Al centro dell’esposizione le più recente e innovative tecnologie per i comparti protagonisti della rassegna: macchine, attrezzature e sistemi digitali per la lavorazione di uliveti e vigneti, impianti per la trasformazione in frantoio e in cantina, apparati per il confezionamento, l’imbottigliamento, l’etichettatura e il packaging.
Un ricco programma di incontri ha poi caratterizzato le attività collaterali dell’esposizione con oltre 30 eventi accolti fra le due sale convegni costruite all’interno del Padiglione Nuovo e lo stand della Regione Puglia con esperti, ricercatori, docenti universitari e rappresentanti di associazione di categoria che hanno dato vita a confronti e dibattiti su innovazione, efficienza e prospettive di sviluppo per le filiere olivicola e vitivinicola.
In particolare sul versante olivicolo si ricordano due appuntamenti. Il primo “L’olivicoltore del XXI secolo tra sfide e opportunità”, con docenti dell’Università di Bari e Foggia, ha cercato di analizzare le prospettive future dei professionisti del settore in termini tecnici, sociali ed economici. Il secondo è stato un talk-show interattivo dedicato alla potatura dell’olivo con protagonista Giorgio Pannelli, fondatore di una scuola dedicata a questa disciplina, per un confronto scientifico-pratico con gli operatori sulle più corrette tecniche di potatura.
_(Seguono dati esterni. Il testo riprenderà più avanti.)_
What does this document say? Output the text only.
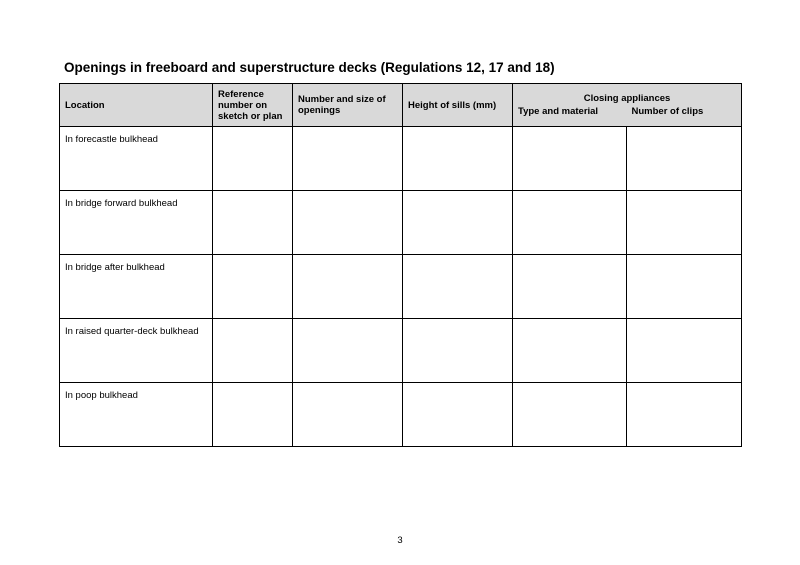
Openings in freeboard and superstructure decks (Regulations 12, 17 and 18)
Location	Reference number on sketch or plan	Number and size of openings	Height of sills (mm)	Closing appliances	
				Type and material	Number of clips
In forecastle bulkhead					
In bridge forward bulkhead					
In bridge after bulkhead					
In raised quarter-deck bulkhead					
In poop bulkhead					
3
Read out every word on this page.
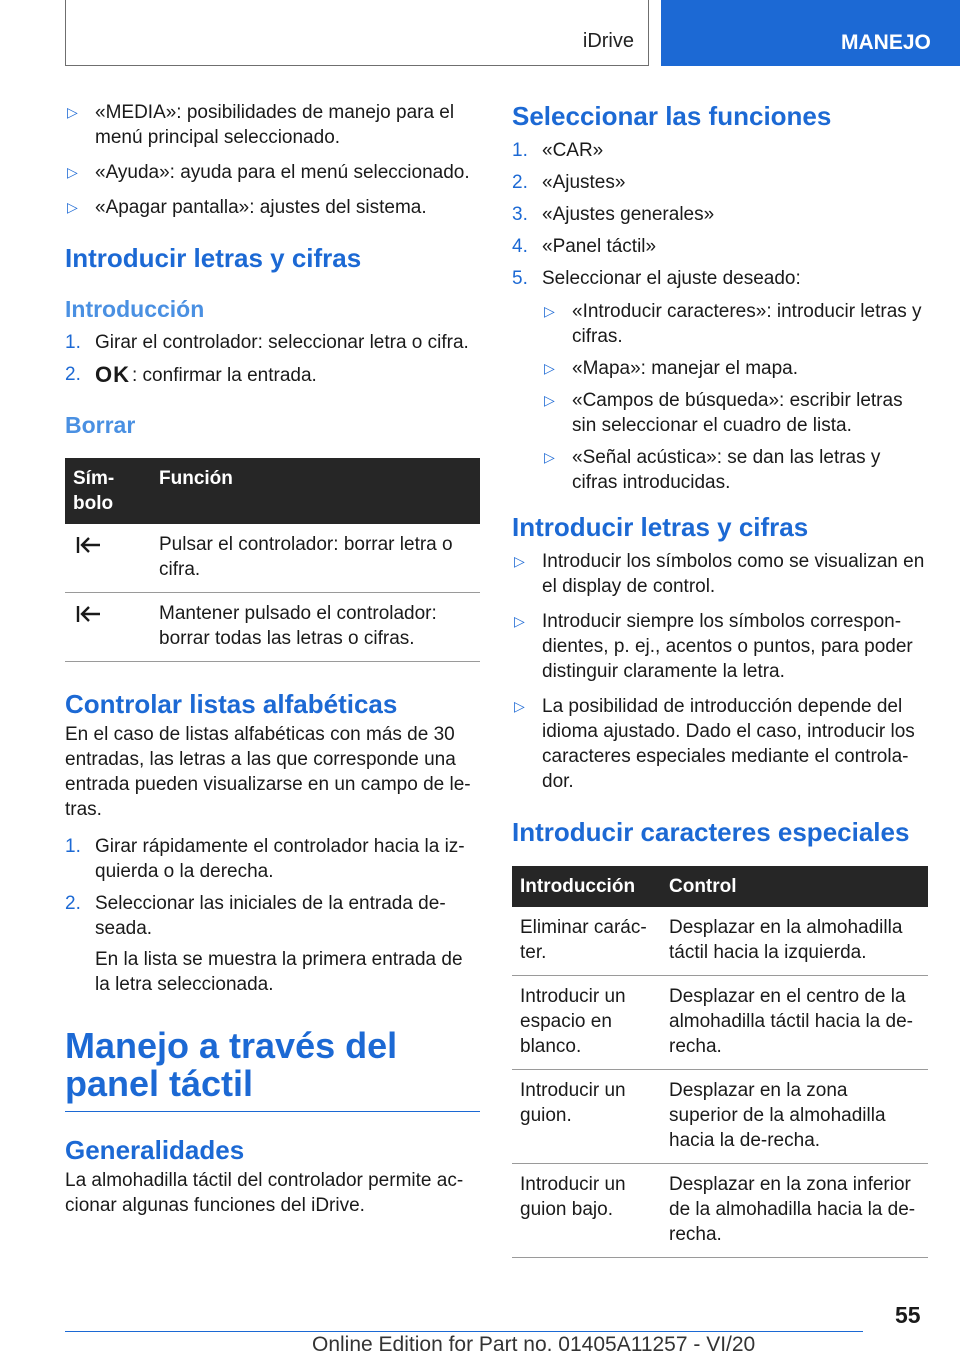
iDrive	MANEJO
▷ «MEDIA»: posibilidades de manejo para el menú principal seleccionado.
▷ «Ayuda»: ayuda para el menú seleccionado.
▷ «Apagar pantalla»: ajustes del sistema.
Introducir letras y cifras
Introducción
1. Girar el controlador: seleccionar letra o cifra.
2. OK : confirmar la entrada.
Borrar
Sím-bolo	Función
	Pulsar el controlador: borrar letra o cifra.
	Mantener pulsado el controlador: borrar todas las letras o cifras.
Controlar listas alfabéticas

En el caso de listas alfabéticas con más de 30 entradas, las letras a las que corresponde una entrada pueden visualizarse en un campo de le-tras.

1. Girar rápidamente el controlador hacia la iz-quierda o la derecha.
2. Seleccionar las iniciales de la entrada de-seada.
En la lista se muestra la primera entrada de la letra seleccionada.
Manejo a través del panel táctil
Generalidades

La almohadilla táctil del controlador permite ac-cionar algunas funciones del iDrive.

Seleccionar las funciones
1. «CAR»
2. «Ajustes»
3. «Ajustes generales»
4. «Panel táctil»
5. Seleccionar el ajuste deseado:
▷ «Introducir caracteres»: introducir letras y cifras.
▷ «Mapa»: manejar el mapa.
▷ «Campos de búsqueda»: escribir letras sin seleccionar el cuadro de lista.
▷ «Señal acústica»: se dan las letras y cifras introducidas.
Introducir letras y cifras
▷ Introducir los símbolos como se visualizan en el display de control.
▷ Introducir siempre los símbolos correspon-dientes, p. ej., acentos o puntos, para poder distinguir claramente la letra.
▷ La posibilidad de introducción depende del idioma ajustado. Dado el caso, introducir los caracteres especiales mediante el controla-dor.
Introducir caracteres especiales
Introducción	Control
Eliminar carác-ter.	Desplazar en la almohadilla táctil hacia la izquierda.
Introducir un espacio en blanco.	Desplazar en el centro de la almohadilla táctil hacia la de-recha.
Introducir un guion.	Desplazar en la zona superior de la almohadilla hacia la de-recha.
Introducir un guion bajo.	Desplazar en la zona inferior de la almohadilla hacia la de-recha.
55
Online Edition for Part no. 01405A11257 - VI/20
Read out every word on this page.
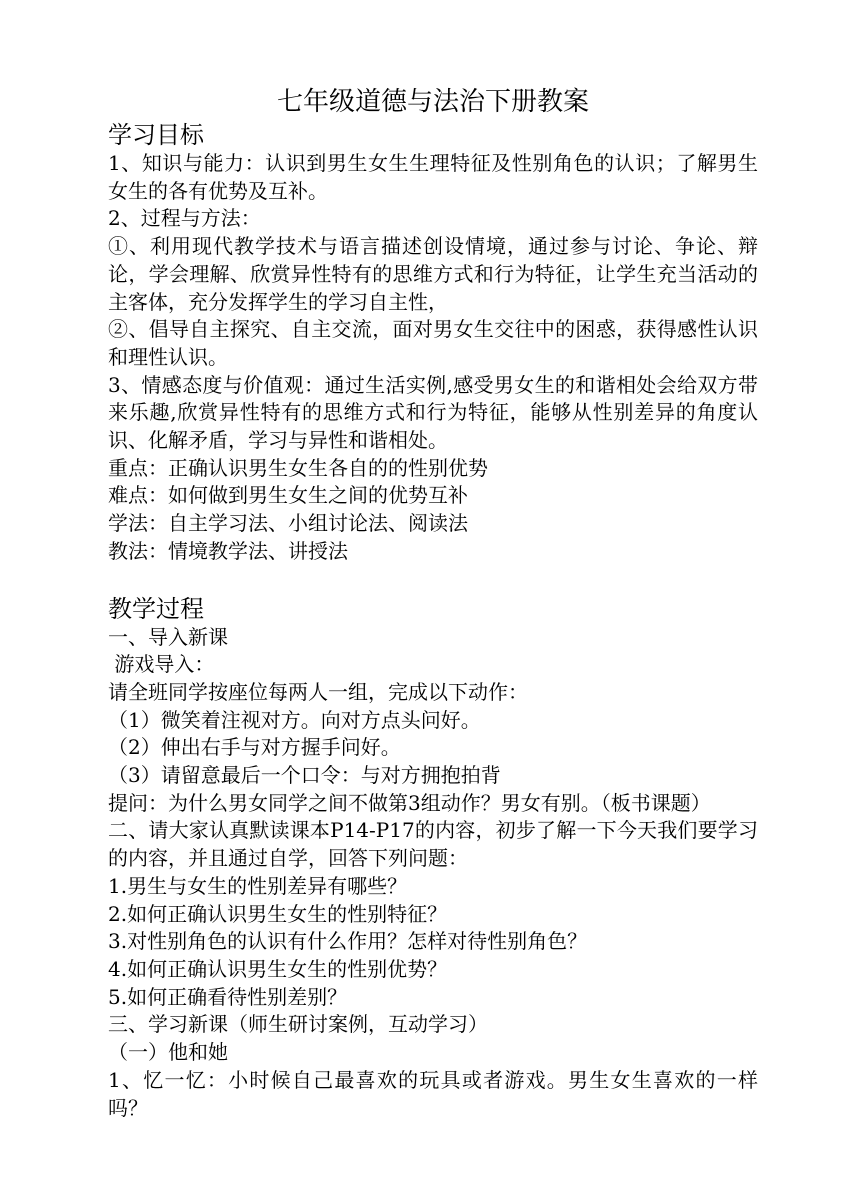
七年级道德与法治下册教案
学习目标

1、知识与能力：认识到男生女生生理特征及性别角色的认识；了解男生女生的各有优势及互补。

2、过程与方法：

①、利用现代教学技术与语言描述创设情境，通过参与讨论、争论、辩论，学会理解、欣赏异性特有的思维方式和行为特征，让学生充当活动的主客体，充分发挥学生的学习自主性，

②、倡导自主探究、自主交流，面对男女生交往中的困惑，获得感性认识和理性认识。

3、情感态度与价值观：通过生活实例,感受男女生的和谐相处会给双方带来乐趣,欣赏异性特有的思维方式和行为特征，能够从性别差异的角度认识、化解矛盾，学习与异性和谐相处。

重点：正确认识男生女生各自的的性别优势

难点：如何做到男生女生之间的优势互补

学法：自主学习法、小组讨论法、阅读法

教法：情境教学法、讲授法

教学过程

一、导入新课

游戏导入：

请全班同学按座位每两人一组，完成以下动作：

（1）微笑着注视对方。向对方点头问好。

（2）伸出右手与对方握手问好。

（3）请留意最后一个口令：与对方拥抱拍背

提问：为什么男女同学之间不做第3组动作？男女有别。（板书课题）

二、请大家认真默读课本P14-P17的内容，初步了解一下今天我们要学习的内容，并且通过自学，回答下列问题：

1.男生与女生的性别差异有哪些？

2.如何正确认识男生女生的性别特征？

3.对性别角色的认识有什么作用？怎样对待性别角色？

4.如何正确认识男生女生的性别优势？

5.如何正确看待性别差别？

三、学习新课（师生研讨案例，互动学习）

（一）他和她

1、忆一忆：小时候自己最喜欢的玩具或者游戏。男生女生喜欢的一样吗？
Parte integrante della manifestazione è stata poi la seconda edizione di Beertech con tecnologie, macchinari e servizi per la produzione di birra artigianale, che quest’anno ha visto lo svolgimento della tavola rotonda “Innovazione e opportunità per la filiera della birra” e altri momenti di approfondimento su normative, strategie di crescita, case history, ricerca e innovazione per segmenti di mercato in crescita come quello delle birre gluten free. Novità di questa edizione della kermesse è stata l’Enoli Job Arena, uno spazio dedicato all’incontro fra domanda e offerta di lavoro, dove i potenziali candidati hanno potuto lasciare i loro curriculum a disposizione delle aziende alla ricerca di personale.
FederUnacoma ha partecipato alla manifestazione con uno stand istituzionale con materiali informativi sulle attività della Federazione, in particolar modo di EIMA International 2026 a cui è stata dedicata una conferenza stampa di presentazione per operatori e stampa locale nel primo pomeriggio nel giorno inaugurale. Nel corso dell’incontro il direttore generale FederUnacoma, Simona Rapastella, ha presentato gli ultimi aggiornamenti su novità e fasi organizzative della rassegna bolognese, tracciando poi un quadro sull’andamento del mercato agromeccanico in Puglia. In crescita nel 2025 del 21,6% le immatricolazioni con 1.820 mezzi (erano stati circa 1.500 nel 2024), con un tasso incrementale superiore di punti percentuali a quello medio italiano (+13,7%). A trainare le vendite regionali è stato in particolar modo il segmento delle trattrici per vigneto e frutteto che, con 913 mezzi, ha assorbito più della metà della domanda locale di macchinario riflettendo la crescente specializzazione del settore primario nelle coltivazioni ad alto valore aggiunto nella regione prima in Italia per superficie olivicola (346 mila ettari), seconda per quella viticola (96 mila ettari).
Tecnologie e colture protagoniste di Enoliexpo che conferma la sua cadenza biennale e che tornerà alla Fiera del Levante nel marzo del 2028.